Brett Wallace: If This, Then What at ART 3/Silas Shabelewska Gallery
October 3 to November 6, 2016
109 Ingraham Street (between Knickerbocker and Porter avenues)
Brooklyn, NY 646 331 2368
Piles of Amazon cartons sit in the center of Bushwick’s ART 3 Gallery. Salvaged from curbsides around the city, these boxes have been laser-cut with a variety of aphorisms sourced from Amazon’s ”fulfillment centers,” as their massive warehouses and shipping depots are euphemistically termed: “Your margin is my opportunity,” “Lift bend squat reach and move,” “Growth mindset.” Empty of goods but filled with meaning, these containers were shipped through the postal service to the gallery for Brett Wallace’s solo show, “If This, Then What.” Wallace’s work examines the relationship between digital and physical labor in a world where corporations like Amazon move physical goods around using algorithmic and human processes of command and control.
Amazon’s fulfillment centers, some of which can be larger than six football fields, are algorithmic beehives in which worker productivity is tightly controlled through digital surveillance and the quantification of labor. Each worker is expected to maintain a particular rate of productivity at whatever their task may be, and their performance is automatically monitored. According to Wallace, these centers have an annual turnover rate greater than 80 percent: only one in five employees lasts more than a year.
Some of Wallace’s works reference specific fulfillment centers: BS-i2-1.0_2016, a wall-mounted mixed-media assemblage, contains an Amazon fulfillment center-branded t-shirt and hat, each sealed behind Plexiglas in a little wooden reliquary. These are attached to a main panel emblazoned with a corporate logo that resembles Amazon’s but is in fact Amazing, a parody startup company founded by Wallace that appropriates the visual and corporate language of Amazon. Amazing ships around empty Amazon boxes inscribed with the company’s empty slogans. Against the gallery’s far wall is a wooden desk covered with more Amazing-branded materials such as rolls of black Amazing and pieces of thin cardboard. These are prints, each unique, that were created using a low-powered laser to engrave text and images into the cardboard without cutting through it.

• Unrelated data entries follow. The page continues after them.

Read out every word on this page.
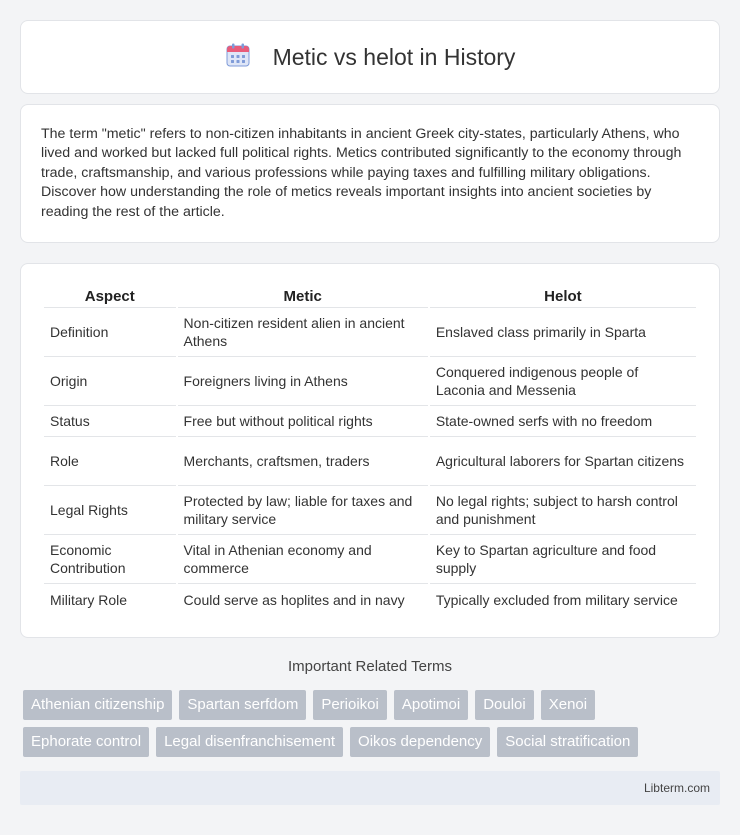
Metic vs helot in History

The term "metic" refers to non-citizen inhabitants in ancient Greek city-states, particularly Athens, who lived and worked but lacked full political rights. Metics contributed significantly to the economy through trade, craftsmanship, and various professions while paying taxes and fulfilling military obligations. Discover how understanding the role of metics reveals important insights into ancient societies by reading the rest of the article.

Aspect	Metic	Helot
Definition	Non-citizen resident alien in ancient Athens	Enslaved class primarily in Sparta
Origin	Foreigners living in Athens	Conquered indigenous people of Laconia and Messenia
Status	Free but without political rights	State-owned serfs with no freedom
Role	Merchants, craftsmen, traders	Agricultural laborers for Spartan citizens
Legal Rights	Protected by law; liable for taxes and military service	No legal rights; subject to harsh control and punishment
Economic Contribution	Vital in Athenian economy and commerce	Key to Spartan agriculture and food supply
Military Role	Could serve as hoplites and in navy	Typically excluded from military service
Important Related Terms
Athenian citizenship	Spartan serfdom	Perioikoi	Apotimoi	Douloi	Xenoi
Ephorate control	Legal disenfranchisement	Oikos dependency	Social stratification
Libterm.com
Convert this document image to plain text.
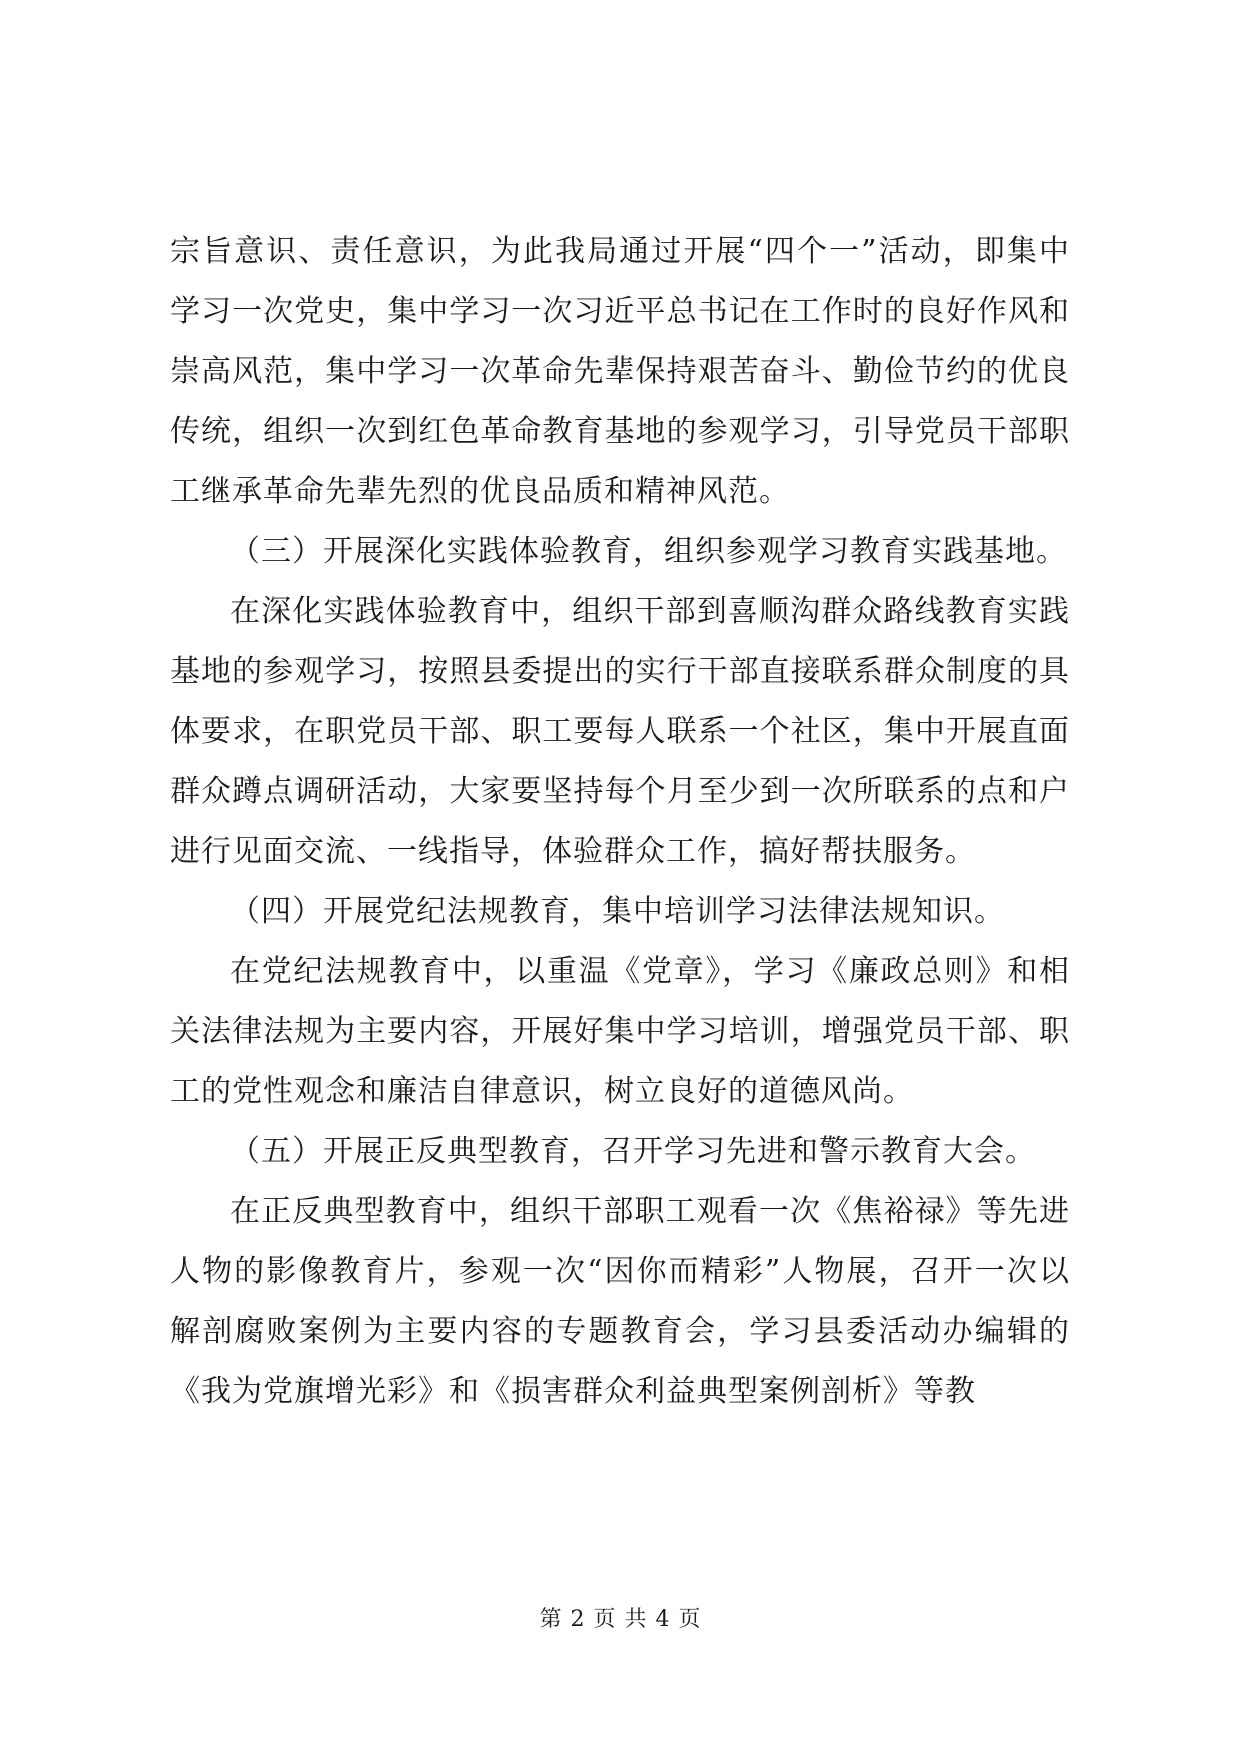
宗旨意识、责任意识，为此我局通过开展“四个一”活动，即集中学习一次党史，集中学习一次习近平总书记在工作时的良好作风和崇高风范，集中学习一次革命先辈保持艰苦奋斗、勤俭节约的优良传统，组织一次到红色革命教育基地的参观学习，引导党员干部职工继承革命先辈先烈的优良品质和精神风范。

（三）开展深化实践体验教育，组织参观学习教育实践基地。

在深化实践体验教育中，组织干部到喜顺沟群众路线教育实践基地的参观学习，按照县委提出的实行干部直接联系群众制度的具体要求，在职党员干部、职工要每人联系一个社区，集中开展直面群众蹲点调研活动，大家要坚持每个月至少到一次所联系的点和户进行见面交流、一线指导，体验群众工作，搞好帮扶服务。

（四）开展党纪法规教育，集中培训学习法律法规知识。

在党纪法规教育中，以重温《党章》，学习《廉政总则》和相关法律法规为主要内容，开展好集中学习培训，增强党员干部、职工的党性观念和廉洁自律意识，树立良好的道德风尚。

（五）开展正反典型教育，召开学习先进和警示教育大会。

在正反典型教育中，组织干部职工观看一次《焦裕禄》等先进人物的影像教育片，参观一次“因你而精彩”人物展，召开一次以解剖腐败案例为主要内容的专题教育会，学习县委活动办编辑的《我为党旗增光彩》和《损害群众利益典型案例剖析》等教

第 2 页 共 4 页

The automated process of laser cutting, used on the boxes and the prints, has parallels to Amazon’s automated processes of employee surveillance and control. Two wall-mounted pieces were created using such methods and draw attention to the gap between ideal digital forms and imperfect material manifestations. These pieces were based on the maze from Pac-Man; its walls have been cut out of the wood or Plexiglas substrate. Intersected and disrupted by the maze’s negative space are colorful inkjet prints of integrated circuit layouts, the physical basis of digital computation. But even at a distance a viewer can see where the laser cutter burned the Plexiglas, or where the automated router bit cut out too much wood. These imperfections serve as a kind of material allegory for corporate contingency: the labyrinthine systems of command and control that power Amazon may seem perfect as digital abstractions, but the uncertainties of the material world, such as worker satisfaction, can interfere with the corporation’s virtual ideals.
Amazon began at the dawn of the Internet age as an online bookstore. After expanding to include other media products, like CDs and videos, its inventory exploded in size to encompass the material entirety of existence under late-capitalism. Its latest ventures, such as grocery delivery, streaming video, data centers, and potential expansion into drone-based package delivery (pending approval from the FAA) move the company closer to becoming a “mega-corporation” straight out of a cyberpunk dystopia. Behind the shiny digital veneer, however, is a workforce that toils unseen and unappreciated by Amazon’s customers. Wallace doesn’t necessarily give these workers human faces, but he does take Amazon’s objectification and quantification of the individual as a starting point, building a body of work that occupies the uncomfortable gap between lived experience and digital immateriality that these workers inhabit daily.